20 May 2012

Zimbabwe: Parastatals Hit Hard By Capital Constraints

Under-capitalisation and use of obsolete machinery were militating against most parastatals' ability to effectively discharge their mandates, a recent audit by the Comptroller and Auditor-General has revealed.

According to the audit, carried out in December 2010, this has resulted in repairs and maintenance constituting a higher percentage of administrative costs.

The Comptroller and Auditor-General, Mildred Chiri, said some parastatals still operated with poorly-constituted boards or without boards, thereby creating a policy vacuum at the top, leaving those below to act without proper guidance.

She underscored the fact that parastatals were established with financial resources from taxpayers, which meant that the main stakeholders in State-owned enterprises were members of the public, whose taxes have been invested in the said corporations.

A case in point shows that going concern findings reveal that NetOne was defaulting in remitting licence and spectrum fees to the Postal and Telecommunications Regulatory Authority of Zimbabwe (Potraz) and the debt had grown to US$7 213 546 by the end of the period under review.
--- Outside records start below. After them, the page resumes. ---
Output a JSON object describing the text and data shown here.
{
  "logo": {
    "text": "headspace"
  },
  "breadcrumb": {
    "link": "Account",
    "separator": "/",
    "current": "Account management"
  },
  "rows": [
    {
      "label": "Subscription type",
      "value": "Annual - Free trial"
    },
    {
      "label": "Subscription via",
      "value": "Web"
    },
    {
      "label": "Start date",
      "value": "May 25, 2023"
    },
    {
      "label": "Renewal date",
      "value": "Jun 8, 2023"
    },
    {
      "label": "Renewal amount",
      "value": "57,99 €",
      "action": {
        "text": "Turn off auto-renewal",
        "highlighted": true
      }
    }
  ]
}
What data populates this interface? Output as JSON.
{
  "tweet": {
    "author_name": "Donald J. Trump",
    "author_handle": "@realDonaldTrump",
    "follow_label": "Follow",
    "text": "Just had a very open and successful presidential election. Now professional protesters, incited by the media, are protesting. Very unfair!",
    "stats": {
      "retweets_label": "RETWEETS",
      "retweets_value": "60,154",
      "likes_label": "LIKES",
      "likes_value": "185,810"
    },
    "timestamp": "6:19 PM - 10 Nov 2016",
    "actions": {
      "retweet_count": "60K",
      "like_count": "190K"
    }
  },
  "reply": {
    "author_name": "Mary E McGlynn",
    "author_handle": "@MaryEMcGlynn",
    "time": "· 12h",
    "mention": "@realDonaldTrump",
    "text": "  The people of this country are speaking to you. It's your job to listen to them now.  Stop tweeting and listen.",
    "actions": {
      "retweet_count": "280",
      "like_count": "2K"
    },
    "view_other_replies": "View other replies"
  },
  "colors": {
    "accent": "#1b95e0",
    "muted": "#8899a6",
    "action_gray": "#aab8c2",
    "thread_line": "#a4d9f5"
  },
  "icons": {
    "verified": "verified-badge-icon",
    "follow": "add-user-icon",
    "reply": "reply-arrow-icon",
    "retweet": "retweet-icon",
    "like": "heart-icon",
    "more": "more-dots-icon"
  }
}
NetOne did not remit annual licence and spectrum fees for the financial years ended December 31 2009 and 2010.

"This matter indicates the existence of a material uncertainty, which may cast significant doubt on the company's ability to continue as a going concern," said Chiri.

She noted that the entity was failing to service its non-current liabilities, which had become overdue, thereby increasing the company's risk of failing to service short-term obligations, as they fell due.

NetOne promotions lacked Insight: Chiri

Another anomaly noted was that NetOne increased marketing expenditure not in line with revenue growth.

Revenue decreased by US$23 million but marketing expenditure increased by US$4 million in 2010.

This resulted in potential loss due to promotions which did not add value to revenue contribution and Chiri's office recommended that management carry out a cost-benefit analysis of the promotions they intended to make.

Promotions embarked on, include the Valentine promotion for post-paid customers. Customers were given a reduced tariff of 50% for NetOne to NetOne calls.

A total of 1 260 calls were made during the promotion.

Another promotion included the Independence promotion, where participants got five short message services (sms) if they recharged US$1 worth of airtime. A total of 570 663 US$1 vouchers were loaded during the promotion.